Art. 1283. As raízes e os ramos de árvore, que ultrapassarem a estrema do prédio, poderão ser cortados, até o plano vertical divisório, pelo proprietário do terreno invadido.
Art. 1284. Os frutos caídos de árvore do terreno vizinho pertencem ao dono do solo onde caíram, se este for de propriedade particular.
A redação é bem direta e clara, e até hoje não vi questionamentos sobre esse tema.
Direito de passagem
O direito de passagem é um direito de vizinhança muito interessante, que está previsto no art. 1285 do Código Civil:
Art. 1285. O dono do prédio que não tiver acesso a via pública, nascente ou porto, pode, mediante pagamento de indenização cabal, constranger o vizinho a lhe dar passagem, cujo rumo será judicialmente fixado, se necessário.
Com esse direito, o proprietário de um imóvel “preso”, ou seja, sem acesso a qualquer saída, pode obrigar um vizinho a lhe dar passagem.
É importante destacar que, como vem decidindo o STJ, não se exige que o acesso seja impossível, podendo ser apenas um acesso muito difícil ou de grande custo. A ideia da lei é, realmente, impedir que um imóvel fique cercado, dependendo da boa vontade dos vizinhos para ser utilizado.
Também existe direito de passagem para cabos e tubulações, previsto nos arts. 1286 e 1287 do Código Civil, que seguem a mesma lógica. Em todos os casos, é devida indenização ao proprietário do imóvel afetado pela passagem.
Passagem de águas
A água é essencial para a vida, e exatamente por isso o Código Civil fala muito sobre sua passagem entre os artigos 1288 e 1296. Lembre-se que estamos tratando só dos direitos de vizinhança: não são leis ambientais, de construção, ou nada do tipo.
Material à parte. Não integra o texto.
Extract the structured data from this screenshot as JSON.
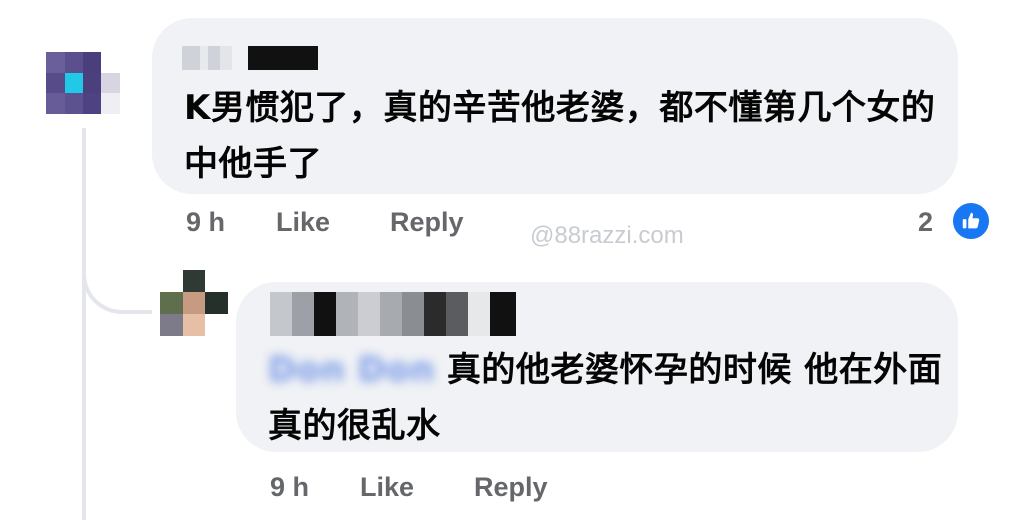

Resumidamente, o fluxo natural da água deve ser tolerado pelo proprietário do imóvel que a recebe, mas qualquer alteração artificial deve ser indenizada. Ou seja, se a água cai naturalmente no seu imóvel, azar o seu. Se o seu vizinho mudou o curso da água, ele pode ter que alterar de volta ou indenizar.
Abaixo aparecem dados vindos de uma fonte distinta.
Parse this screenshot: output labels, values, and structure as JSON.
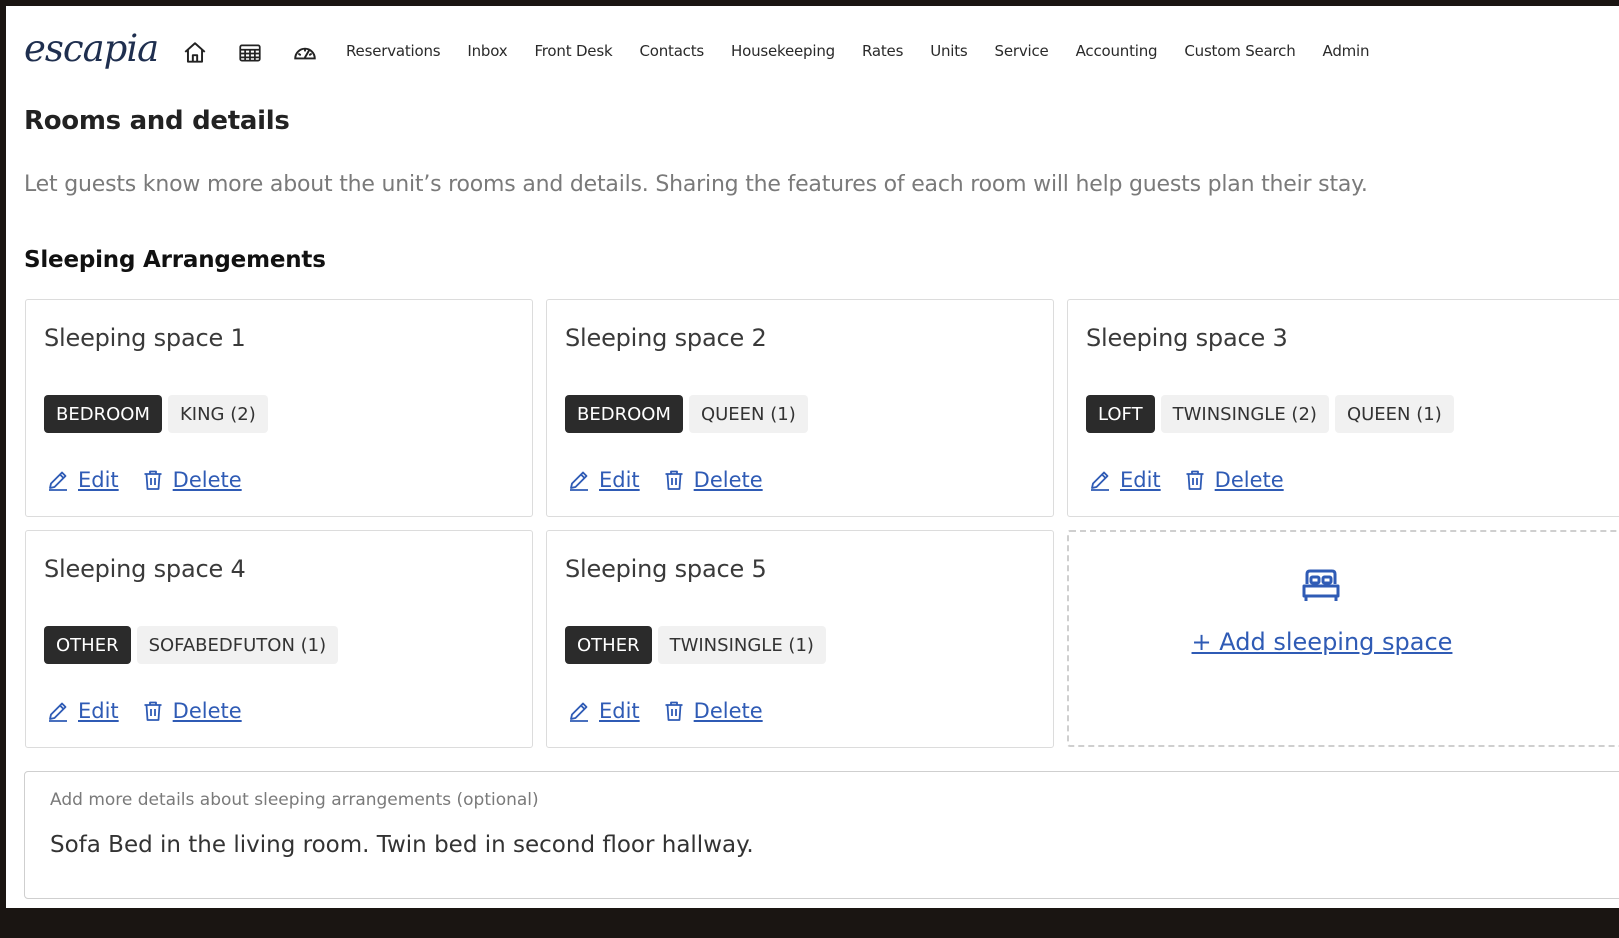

Também é proibido fazer qualquer alteração com a intenção de prejudicar um dos vizinhos – é toda a lógica dos direitos de vizinhança que vimos até agora, certo?
Além disso, a lei fala sobre a possibilidade de canalização de água pelos imóveis vizinhos, havendo, inclusive, aplicação das previsões de passagem de cabos e tubulações para esta finalidade, sempre focando no uso essencial, seja à vida, seja a uma atividade econômica.
Como de costume, temos a lógica de que, se alguém foi prejudicado, é cabível pedir indenização e até mesmo exigir a demolição da obra, caso esteja dentro do prazo do art. 1.302 (um ano e um dia – vou abordar com mais detalhes no tópico de direito de construir).
Limites entre prédios
Todo proprietário tem o direito de delimitar o seu imóvel, tanto para deixar claros os limites da sua propriedade, como para evitar conflitos com os vizinhos, como prevê o art. 1297 do Código Civil:
Art. 1297. O proprietário tem direito a cercar, murar, valar ou tapar de qualquer modo o seu prédio, urbano ou rural, e pode constranger o seu confinante a proceder com ele à demarcação entre os dois prédios, a aviventar rumos apagados e a renovar marcos destruídos ou arruinados, repartindo-se proporcionalmente entre os interessados as respectivas despesas.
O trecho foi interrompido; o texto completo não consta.